Observation (CEACR) - adopted 1991, published 78th ILC session (1991)

The Committee notes the Government's report and its statement repeating that account will be taken of the Committee's comments during the redrafting of the part of the Labour Code which includes regulations. The Government emphasises that the implementation of this part is dependent upon the adoption of the draft Labour Code, which has already been approved by the Council of Ministers.

The Committee trusts that this part of the Code will be adopted in the near future and that it will give full effect to the provisions of the Convention, in accordance with the Committee's pending comments which are being reiterated in a direct request.

Direct Request (CEACR) - adopted 1990, published 77th ILC session (1990)

The Committee refers to its observation and trusts that the next report will provide complete information on the points raised in its previous direct request which was formulated in the following terms:

In its previous direct requests, the Committee noted that the Order of 7 August 1946 concerning the application to the retailing of goods of all types of the Dahir of 18 June 1936 regulating hours of work did not apply to certain establishments operated exclusively by a Moroccan, working in accordance with Moroccan co-operative traditions and having entirely Moroccan personnel (section 6).

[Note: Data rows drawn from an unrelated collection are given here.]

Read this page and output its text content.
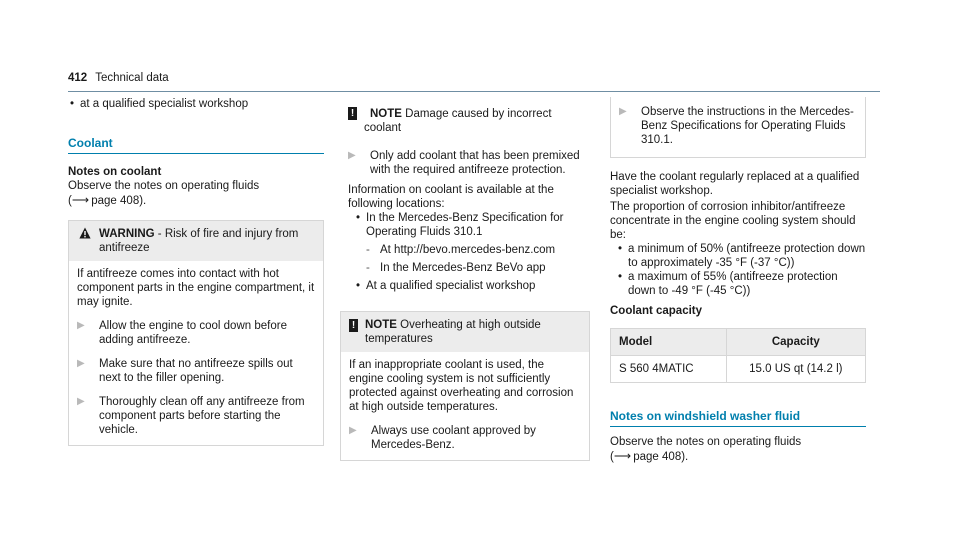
412 Technical data

• at a qualified specialist workshop

Coolant

Notes on coolant

Observe the notes on operating fluids
(⟶ page 408).

WARNING - Risk of fire and injury from antifreeze

If antifreeze comes into contact with hot component parts in the engine compartment, it may ignite.

▶ Allow the engine to cool down before adding antifreeze.

▶ Make sure that no antifreeze spills out next to the filler opening.

▶ Thoroughly clean off any antifreeze from component parts before starting the vehicle.

! NOTE Damage caused by incorrect coolant

▶ Only add coolant that has been premixed with the required antifreeze protection.

Information on coolant is available at the following locations:

• In the Mercedes-Benz Specification for Operating Fluids 310.1

- At http://bevo.mercedes-benz.com

- In the Mercedes-Benz BeVo app

• At a qualified specialist workshop

! NOTE Overheating at high outside temperatures

If an inappropriate coolant is used, the engine cooling system is not sufficiently protected against overheating and corrosion at high outside temperatures.

▶ Always use coolant approved by Mercedes-Benz.

▶ Observe the instructions in the Mercedes-Benz Specifications for Operating Fluids 310.1.

Have the coolant regularly replaced at a qualified specialist workshop.

The proportion of corrosion inhibitor/antifreeze concentrate in the engine cooling system should be:

• a minimum of 50% (antifreeze protection down to approximately -35 °F (-37 °C))

• a maximum of 55% (antifreeze protection down to -49 °F (-45 °C))

Coolant capacity

Model	Capacity
S 560 4MATIC	15.0 US qt (14.2 l)

Notes on windshield washer fluid

Observe the notes on operating fluids
(⟶ page 408).
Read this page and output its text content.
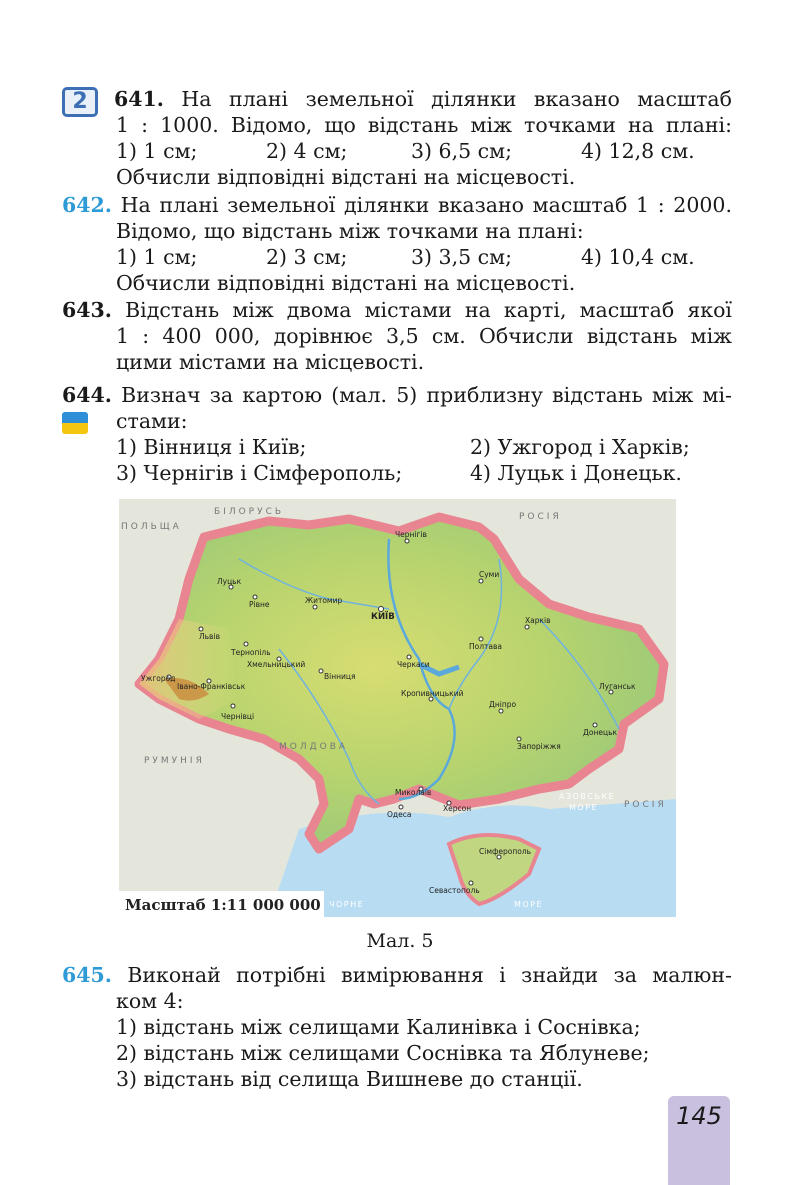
2	641. На плані земельної ділянки вказано масштаб
1 : 1000. Відомо, що відстань між точками на плані:
1) 1 см;	2) 4 см;	3) 6,5 см;	4) 12,8 см.
Обчисли відповідні відстані на місцевості.
642. На плані земельної ділянки вказано масштаб 1 : 2000.
Відомо, що відстань між точками на плані:
1) 1 см;	2) 3 см;	3) 3,5 см;	4) 10,4 см.
Обчисли відповідні відстані на місцевості.
643. Відстань між двома містами на карті, масштаб якої
1 : 400 000, дорівнює 3,5 см. Обчисли відстань між
цими містами на місцевості.
644. Визнач за картою (мал. 5) приблизну відстань між мі-
стами:
1) Вінниця і Київ;	2) Ужгород і Харків;
3) Чернігів і Сімферополь;	4) Луцьк і Донецьк.
БІЛОРУСЬ
ПОЛЬЩА
РОСІЯ
РУМУНІЯ
МОЛДОВА
РОСІЯ
АЗОВСЬКЕ
МОРЕ
ЧОРНЕ	МОРЕ
Чернігів
Луцьк
Рівне	Житомир
КИЇВ
Суми
Львів
Тернопіль
Хмельницький
Харків
Полтава
Черкаси
Ужгород
Івано-Франківськ
Вінниця
Луганськ
Чернівці
Кропивницький
Дніпро
Запоріжжя
Донецьк
Миколаїв
Херсон
Одеса
Сімферополь
Севастополь
Масштаб 1:11 000 000
Мал. 5
645. Виконай потрібні вимірювання і знайди за малюн-
ком 4:
1) відстань між селищами Калинівка і Соснівка;
2) відстань між селищами Соснівка та Яблуневе;
3) відстань від селища Вишневе до станції.
145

Since, under Article 1, paragraph 3(a), of the Convention, exemptions are permissible only for establishments in which only members of the employer's family are employed, the Government was requested to take the necessary measures to bring the national legislation into conformity with the Convention on this point.

The Committee also requested the Government to indicate, in general terms, the other classes of persons or establishments which were exempted.

The Committee also noted that under section 5, subsection 1, of the Order of 15 March 1937 laying down the general conditions for the application of the Dahir of 18 June 1936 regulating hours of work, the labour inspector can authorise a temporary extension of the working day to make up hours of work lost through lack of materials, primary commodities or goods. It pointed out that such an authorisation is not consistent with Article 5, paragraph 1, which contains a restrictive list of causes of general interruption of work that justify the making up of hours lost. Moreover, according to section 5, subsection 4, of the same Order, hours of work may be extended during three months in the year, whereas under this provision of the Convention the making up of hours lost may not be authorised on more than 30 days in a year.

The Committee finally pointed out that under section 11 of the above-mentioned Order of 15 March 1937, by order of the Government, hours of work may be extended for a public service, a case that is not provided for by Article 9.

The Committee recalls that the Government had stated that its observations would be taken into account during the redrafting of the prescriptive part of the Labour Code.

The Committee reiterates its hope that these texts will be adopted in the near future and that they will bring national legislation into full conformity with the Convention.

The Government is asked to report in detail for the period ending 30 June 1990.

Observation (CEACR) - adopted 1990, published 77th ILC session (1990)

The Committee notes with regret that the Government's report does not contain replies to its comments repeatedly formulated in its direct requests since 1978. It is therefore obliged to take up the matter in a new direct request and trusts that the Government will not fail to take the necessary measures and provide the required information at the dates requested.